8. Food Allergies and Sensitivities
Undiagnosed gluten sensitivity or celiac disease can both impact hormone levels. Because these conditions can cause nutrient deficiencies, negatively impact gut health and add chronic stress to your adrenal glands, they have the ability to affect sex hormone production.
How to Rebalance Hormones and Bring Back Your Period
As you can see, a woman’s diet, level of stress, relationship with family and friends, habit of exercise, environment, and a host of other factors contribute to the quality of her life and, therefore, her state of hormonal health. While hormone imbalances can often go ignored, it’s crucial for all women to pay honest attention to how each element of their lifestyle affects their health — this way they can make choices to eliminate or tweak any aspects that are causing irregular periods.
Lifestyle changes to make include:
1. Reduce Stress
Use various lifestyle techniques that are a natural remedy for anxiety in order to combat stress, such as light exercise, healing prayer or meditation, essential oils, journaling, and acupuncture or massage therapy. Few studies have looked at the use of acupuncture for treatment of amenorrhea, but some preliminary trials have found it helpful for women who have widely separated menstrual cycles.
You can also try taking adaptogen herbs, which are a unique class of healing plants that promote hormone balance and protect the body from a wide variety of stress-related diseases.
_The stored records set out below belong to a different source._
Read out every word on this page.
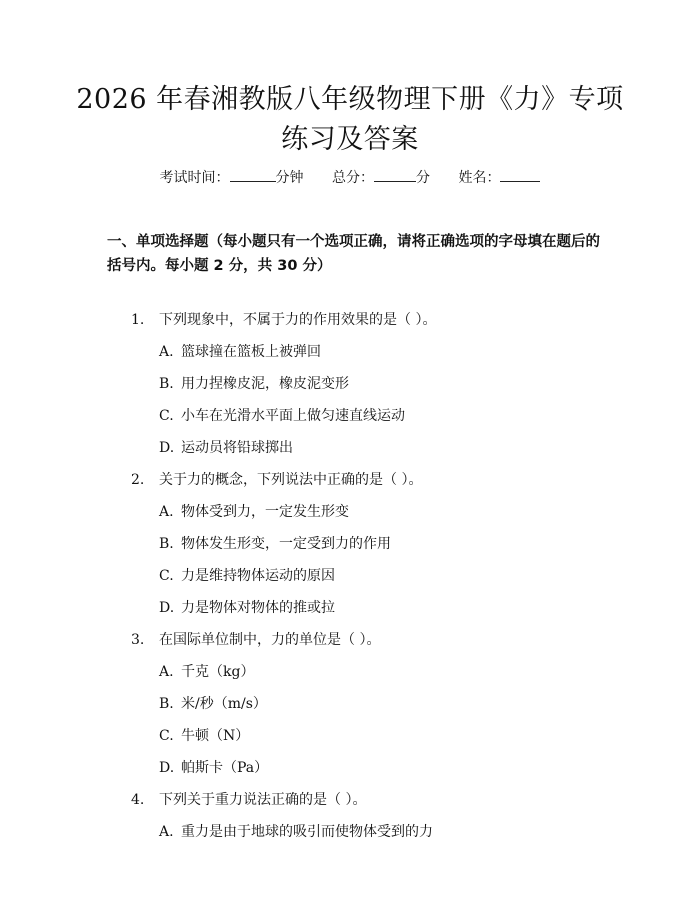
2026 年春湘教版八年级物理下册《力》专项
练习及答案
考试时间：	分钟 总分：	分 姓名：
一、单项选择题（每小题只有一个选项正确，请将正确选项的字母填在题后的括号内。每小题 2 分，共 30 分）
1. 下列现象中，不属于力的作用效果的是（ ）。
A. 篮球撞在篮板上被弹回
B. 用力捏橡皮泥，橡皮泥变形
C. 小车在光滑水平面上做匀速直线运动
D. 运动员将铅球掷出
2. 关于力的概念，下列说法中正确的是（ ）。
A. 物体受到力，一定发生形变
B. 物体发生形变，一定受到力的作用
C. 力是维持物体运动的原因
D. 力是物体对物体的推或拉
3. 在国际单位制中，力的单位是（ ）。
A. 千克（kg）
B. 米/秒（m/s）
C. 牛顿（N）
D. 帕斯卡（Pa）
4. 下列关于重力说法正确的是（ ）。
A. 重力是由于地球的吸引而使物体受到的力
Adapotgens like maca root, ashwagandha and holy basil help with immune function and combat the ill effects of stress. Ashwaganhda can help heal thyroid and adrenal fatigue, for example.
Also, consider if you should also re-evaluate your need for intense competitive exercise, drinking coffee and using other stimulants, pushing yourself too hard at work, under-sleeping, and exposing yourself to toxic or irritant pollutants. Remember that rest and sleep are crucial for hormonal balance, so don’t let an avoidable lack of sleep run you down.
2. Improve Your Diet
Eating a variety of nutrient-dense foods is key to keeping your hormones in check. You also want to be sure to have plenty of short, medium and long chain fatty acids that are essential fundamental building blocks for hormones. Some healthy fats to add to your diet include coconut oil, nuts and seeds, avocados, grass-fed butter, and wild-caught fish like salmon.
Probiotics can also help your body produce certain vitamins that affect hormone levels like insulin. Some probiotic foods and supplements to try include: goat’s milk yogurt, bone broth, kefir, kombucha and fermented vegetables.
3. Re-evaluate Your Exercise Routine
Both too much and too little exercise can be problematic for controlling cortisol and stress hormones. If you experience menstrual problems, trying gentle forms of exercise in moderation might be able to help the problem.
Focus on exercising as a way of reducing stress rather than burning calories to lose weight. Walking, yoga, dancing, light resistance training, and tai chi or qi gong are soft forms of exercise that emphasize and support gentle movement of the body. Doing 30-45 minutes most days can be beneficial, but more than an hour daily, or not giving yourself enough rest, can trigger period problems.
4. Steer Clear of Environmental Toxins
You can greatly eliminate toxins in your body by avoiding conventional body care products that are high in hormone-disrupting ingredients like DEA, parabens, propylene glycol and sodium lauryl sulfate. These are all related to altered estrogen production and possibly thyroid and adrenal issues, so check your skin care and household product ingredient labels carefully.
Also, try to use glass and stainless steel kitchen equipment and containers instead of plastic or Teflon whenever possible in order to avoid BPAs, hormone disruptors and other chemicals.